Hitler e i nazionalsocialisti avevano una così bassa stima delle donne che anche le stesse carceriere erano agli ordini degli uomini, non avevano gradi specifici, erano ausiliarie delle SS. Le donne comunque, secondo i nazisti, erano destinate a occuparsi del marito e dei figli, della casa. Sono idee che erano presenti, e ancora talvolta lo sono, nel resto d’Europa, ma in Germania divennero parte integrante del programma del partito di Hitler e quindi del suo governo.  Venne così limitata al solo 10% del totale degli iscritti l’ammissione delle donne all’Università e fu negato l’accesso a diverse professioni, soprattutto a ruoli dirigenziali.

Precedentemente, durante la repubblica di Weimar, molte donne si erano emancipate e avevano svolto ruoli considerati allora tipicamente maschili (giornaliste, sindacaliste, mediche, insegnanti, sociologhe), perciò furono accusate dai nazisti di aver corrotto la morale del popolo tedesco. La vita delle donne nel campo era in costante pericolo per le privazioni, gli stenti, le malattie, gli aborti per le donne incinte, le violenze fisiche e psicologiche, i terribili esperimenti “medici” come cavie umane, i massacranti turni di lavoro sia nel campo e nei dintorni, sia nei laboratori delle più importanti società dell’industria bellica e tessile (Texled, Siemens, Heinkel, Daimler-Benz, Agfa) come lavoratrici schiave con turni di 12 ore e quote di produzione elevatissime. Furono circa 130.000 le donne che passarono per questo campo, ne morirono circa la metà.

Tutto ciò non impedì a molte donne di coltivare il canto e la musica, la filosofia, la letteratura, la storia. Le une insegnavano alle altre, le più grandi alle più giovani. Riuscirono inoltre a compiere azioni di sabotaggio, ad esempio danneggiando le uniformi, soprattutto invernali, dei soldati tedeschi che dovevano cucire. Non furono rari i casi in cui manifestarono con decisione contro alcune decisioni del comandante del campo.

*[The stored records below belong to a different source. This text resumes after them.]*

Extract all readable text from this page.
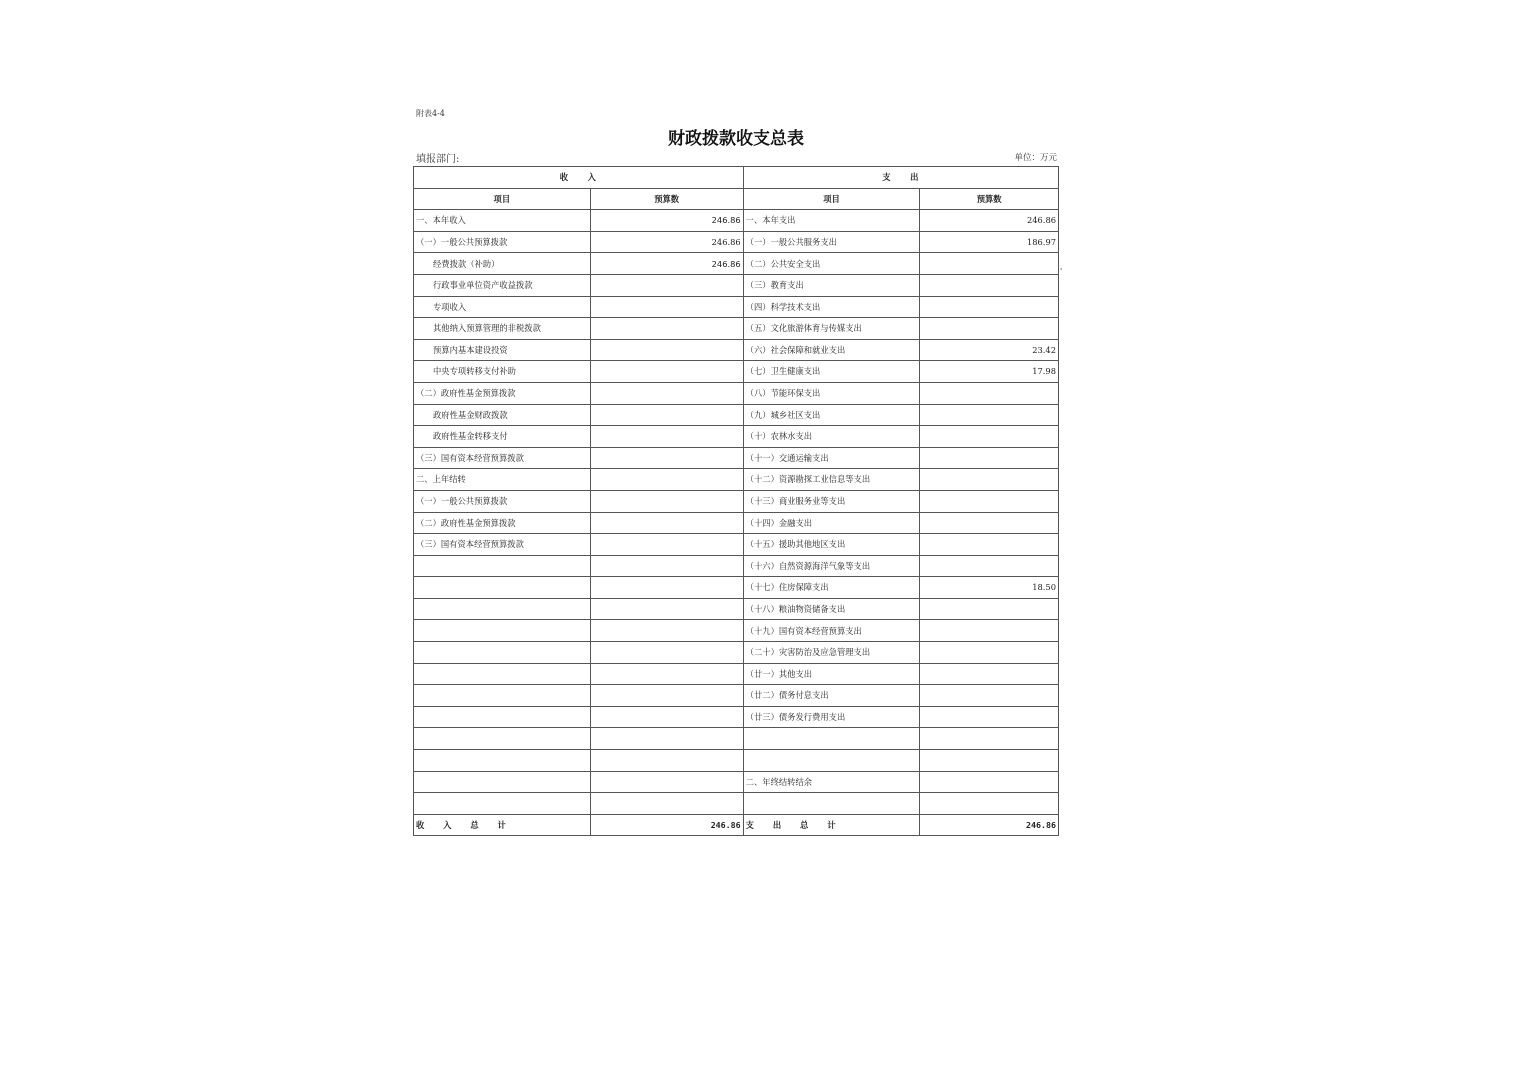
附表4-4
财政拨款收支总表
填报部门:	单位：万元
'
收　　入		支　　出	
项目	预算数	项目	预算数
一、本年收入	246.86	一、本年支出	246.86
（一）一般公共预算拨款	246.86	（一）一般公共服务支出	186.97
经费拨款（补助）	246.86	（二）公共安全支出	
行政事业单位资产收益拨款		（三）教育支出	
专项收入		（四）科学技术支出	
其他纳入预算管理的非税拨款		（五）文化旅游体育与传媒支出	
预算内基本建设投资		（六）社会保障和就业支出	23.42
中央专项转移支付补助		（七）卫生健康支出	17.98
（二）政府性基金预算拨款		（八）节能环保支出	
政府性基金财政拨款		（九）城乡社区支出	
政府性基金转移支付		（十）农林水支出	
（三）国有资本经营预算拨款		（十一）交通运输支出	
二、上年结转		（十二）资源勘探工业信息等支出	
（一）一般公共预算拨款		（十三）商业服务业等支出	
（二）政府性基金预算拨款		（十四）金融支出	
（三）国有资本经营预算拨款		（十五）援助其他地区支出	
		（十六）自然资源海洋气象等支出	
		（十七）住房保障支出	18.50
		（十八）粮油物资储备支出	
		（十九）国有资本经营预算支出	
		（二十）灾害防治及应急管理支出	
		（廿一）其他支出	
		（廿二）债务付息支出	
		（廿三）债务发行费用支出	

		二、年终结转结余	

收 入 总 计	246.86	支 出 总 计	246.86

Alcune giovani polacche con vari stratagemmi riuscirono a mandare messaggi e richieste di aiuto ai parenti. Ma queste denunce non sortirono quasi alcun effetto.

Nel libro di Sarah Helm numerosissime sono le donne raccontate, nel bene e nel male, che rimangono indelebili nella mente e nel cuore di chi legge. Voglio nominarne almeno due: Olga Benario e Yevgenia Klemm. Olga Benario, una giovane Ebrea tedesca che aveva aderito al partito comunista, fu non solo una donna colta e brillante ma anche una coraggiosa combattente. Al comando di alcuni giovani e armata di pistola riuscì a liberare il suo compagno arrestato in un tribunale di Berlino. Dopo varie vicende fu consegnata dal Brasile, dove si era sposata e dove aveva partecipato col marito brasiliano a un tentativo di insurrezione, alle SS tedesche finendo in carcere a Berlino. Qui dà alla luce una bambina, poi viene internata a Ravensbruck e in seguito destinata alla camera a gas.

Yevgenia Klemm, insegnante russa combattente dell’Armata rossa, riuscì a sostenere psicologicamente le sue compagne nel campo incoraggiandole a resistere, a organizzare sabotaggi, a non mostrare debolezza di fronte alle SS, a sperare nel futuro, consigliandole nei momenti più bui, riuscendo così a tenerle unite e, almeno in parte, a farle sopravvivere. Nel frattempo il Comitato Internazionale della Croce Rossa che avrebbe dovuto vigilare l’applicazione delle convenzioni di Ginevra non rivelò al mondo quanto avveniva in Germania. Anche il suo presidente, il famoso storico Carl Burckhardt, si rifiutò di denunciare le violenze nei lager, anzi in varie lettere mostrò la sua ammirazione per Hitler.

Questa politica non interventista fu mantenuta anche di fronte all’eliminazione di Ebrei, Rom, asociali e omosessuali. Tutto fu giustificato col fatto che la Croce rossa doveva limitare la propria responsabilità ai prigionieri di guerra in uniforme. Solo alla fine, grazie all’attività di alcuni suoi esponenti, a Ravensbruck fu possibile liberare quante erano sopravvissute, ma ormai la guerra stava terminando.